Da escravidão negra à exclusão social

Assim que a maçonaria instalou-se no Brasil, isto por volta do ano de 1.786, ela se viu diante de três grandes desafios contra os quais teve que lutar intensamente, com muita coragem e destemor, para ter reconhecido um de seus mais importantes papeis na construção da história deste país. Tais desafios foram: a independência do nosso território como nação livre, o fim da escravidão negra e a proclamação da república.Através de registros constantes dos arquivos do Museu Histórico Nacional e dos Livros de Atas das Lojas Maçônicas que naquela época já se achavam funcionando, e em cujo status permanecem até hoje, sabe-se que, desde que começou o movimento pelo fim da escravidão negra no Brasil, foram árduos os anos de luta, com muitas desavenças políticas, perseguições, prisões e até mortes, em boa parte, de vultos pertencentes à maçonaria. 

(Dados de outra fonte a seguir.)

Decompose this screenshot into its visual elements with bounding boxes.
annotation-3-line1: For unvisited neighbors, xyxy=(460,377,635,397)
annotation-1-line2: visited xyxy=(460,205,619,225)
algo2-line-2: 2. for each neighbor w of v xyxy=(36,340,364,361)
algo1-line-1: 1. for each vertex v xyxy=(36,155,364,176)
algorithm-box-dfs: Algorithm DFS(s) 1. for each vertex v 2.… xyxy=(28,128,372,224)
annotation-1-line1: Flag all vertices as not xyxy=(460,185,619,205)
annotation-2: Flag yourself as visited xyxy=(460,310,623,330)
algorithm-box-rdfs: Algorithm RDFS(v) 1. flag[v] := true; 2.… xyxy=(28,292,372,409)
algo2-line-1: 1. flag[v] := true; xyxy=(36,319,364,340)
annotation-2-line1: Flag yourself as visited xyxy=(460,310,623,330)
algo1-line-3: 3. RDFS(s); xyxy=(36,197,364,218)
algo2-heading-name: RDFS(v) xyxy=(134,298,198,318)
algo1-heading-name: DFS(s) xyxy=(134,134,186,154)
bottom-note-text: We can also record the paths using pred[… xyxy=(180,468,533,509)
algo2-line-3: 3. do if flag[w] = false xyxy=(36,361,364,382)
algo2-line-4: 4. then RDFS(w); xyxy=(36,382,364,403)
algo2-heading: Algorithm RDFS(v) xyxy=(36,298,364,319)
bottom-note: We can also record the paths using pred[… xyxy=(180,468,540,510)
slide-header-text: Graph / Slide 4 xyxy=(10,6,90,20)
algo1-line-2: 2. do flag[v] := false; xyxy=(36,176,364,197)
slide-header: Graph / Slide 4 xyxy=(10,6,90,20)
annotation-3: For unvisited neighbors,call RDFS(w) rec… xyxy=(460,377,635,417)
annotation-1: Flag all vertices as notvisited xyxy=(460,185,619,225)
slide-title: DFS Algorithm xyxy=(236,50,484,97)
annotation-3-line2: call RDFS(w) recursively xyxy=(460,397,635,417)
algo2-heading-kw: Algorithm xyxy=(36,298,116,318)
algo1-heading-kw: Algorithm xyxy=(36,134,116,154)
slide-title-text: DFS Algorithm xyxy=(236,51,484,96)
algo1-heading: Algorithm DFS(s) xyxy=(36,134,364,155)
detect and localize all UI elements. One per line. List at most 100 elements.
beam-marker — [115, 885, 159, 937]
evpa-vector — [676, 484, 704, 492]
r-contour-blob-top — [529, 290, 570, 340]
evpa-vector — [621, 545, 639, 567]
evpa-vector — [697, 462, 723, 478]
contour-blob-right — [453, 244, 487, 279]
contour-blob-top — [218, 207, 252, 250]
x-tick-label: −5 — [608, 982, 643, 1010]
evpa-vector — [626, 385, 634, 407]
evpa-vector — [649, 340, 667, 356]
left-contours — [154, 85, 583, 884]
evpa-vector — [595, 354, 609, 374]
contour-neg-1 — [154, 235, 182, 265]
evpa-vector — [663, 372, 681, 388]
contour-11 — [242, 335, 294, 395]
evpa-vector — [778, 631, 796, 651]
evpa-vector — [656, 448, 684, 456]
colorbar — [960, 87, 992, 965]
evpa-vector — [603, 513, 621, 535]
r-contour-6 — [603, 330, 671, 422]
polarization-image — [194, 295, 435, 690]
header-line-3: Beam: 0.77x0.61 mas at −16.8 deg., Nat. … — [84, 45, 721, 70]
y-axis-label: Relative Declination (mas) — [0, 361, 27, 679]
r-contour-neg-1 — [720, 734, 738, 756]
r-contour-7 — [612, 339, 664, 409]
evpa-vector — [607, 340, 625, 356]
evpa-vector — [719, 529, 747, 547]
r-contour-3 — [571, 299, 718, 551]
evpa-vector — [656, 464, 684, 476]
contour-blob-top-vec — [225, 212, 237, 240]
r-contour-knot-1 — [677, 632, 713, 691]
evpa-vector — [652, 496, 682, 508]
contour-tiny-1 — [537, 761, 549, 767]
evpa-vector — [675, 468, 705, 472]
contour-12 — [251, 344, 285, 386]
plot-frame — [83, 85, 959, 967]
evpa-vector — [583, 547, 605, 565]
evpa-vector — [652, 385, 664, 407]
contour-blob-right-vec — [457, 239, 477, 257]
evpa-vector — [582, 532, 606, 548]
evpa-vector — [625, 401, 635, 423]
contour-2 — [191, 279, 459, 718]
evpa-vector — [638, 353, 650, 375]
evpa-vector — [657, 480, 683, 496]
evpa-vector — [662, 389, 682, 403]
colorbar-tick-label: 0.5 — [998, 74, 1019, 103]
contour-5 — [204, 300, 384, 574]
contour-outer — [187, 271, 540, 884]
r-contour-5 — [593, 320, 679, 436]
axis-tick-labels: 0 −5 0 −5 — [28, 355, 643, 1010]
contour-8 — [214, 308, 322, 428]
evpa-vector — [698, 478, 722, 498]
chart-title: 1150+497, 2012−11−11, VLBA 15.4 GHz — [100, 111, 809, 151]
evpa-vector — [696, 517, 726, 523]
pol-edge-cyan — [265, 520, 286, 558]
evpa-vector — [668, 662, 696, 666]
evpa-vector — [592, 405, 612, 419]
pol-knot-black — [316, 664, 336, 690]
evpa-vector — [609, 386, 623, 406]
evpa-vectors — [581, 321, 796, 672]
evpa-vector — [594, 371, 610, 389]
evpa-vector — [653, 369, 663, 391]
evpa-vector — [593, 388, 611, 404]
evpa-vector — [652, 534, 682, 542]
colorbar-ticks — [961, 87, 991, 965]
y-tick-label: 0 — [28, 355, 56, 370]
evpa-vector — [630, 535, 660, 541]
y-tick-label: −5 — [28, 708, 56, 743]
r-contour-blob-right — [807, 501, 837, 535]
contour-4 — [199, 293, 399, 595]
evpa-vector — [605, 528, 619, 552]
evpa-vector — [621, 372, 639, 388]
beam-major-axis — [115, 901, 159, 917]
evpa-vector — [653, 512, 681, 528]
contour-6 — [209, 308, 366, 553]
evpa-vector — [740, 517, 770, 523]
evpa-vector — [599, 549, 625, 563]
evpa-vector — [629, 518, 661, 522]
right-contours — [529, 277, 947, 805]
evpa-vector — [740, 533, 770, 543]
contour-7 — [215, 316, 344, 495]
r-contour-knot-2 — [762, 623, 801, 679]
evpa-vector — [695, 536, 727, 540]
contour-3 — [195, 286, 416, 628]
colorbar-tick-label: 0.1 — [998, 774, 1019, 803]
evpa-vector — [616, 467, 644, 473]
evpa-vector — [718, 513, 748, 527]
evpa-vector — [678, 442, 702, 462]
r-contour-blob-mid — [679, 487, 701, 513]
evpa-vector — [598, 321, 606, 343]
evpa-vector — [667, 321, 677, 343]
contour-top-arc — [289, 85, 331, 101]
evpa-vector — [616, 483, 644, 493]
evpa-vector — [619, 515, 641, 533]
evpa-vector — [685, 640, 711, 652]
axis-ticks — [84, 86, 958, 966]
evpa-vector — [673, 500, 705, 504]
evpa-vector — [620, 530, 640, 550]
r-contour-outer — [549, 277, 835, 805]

O mencionado movimento, que era desejo não só de todos os maçons, mas também de grande parte da população brasileira, sem dúvida, foi a causa mais difícil já empreendida pela maçonaria brasileira, porque, por trás de sua solução estavam interesses muito fortes defendidos por pessoas de grande influência na economia brasileira e na política, tais como: militares, empresários, comerciantes, industriais, proprietários rurais e poderosos senhores de engenho, que entendiam que a nação não poderia prescindir do braço escravo.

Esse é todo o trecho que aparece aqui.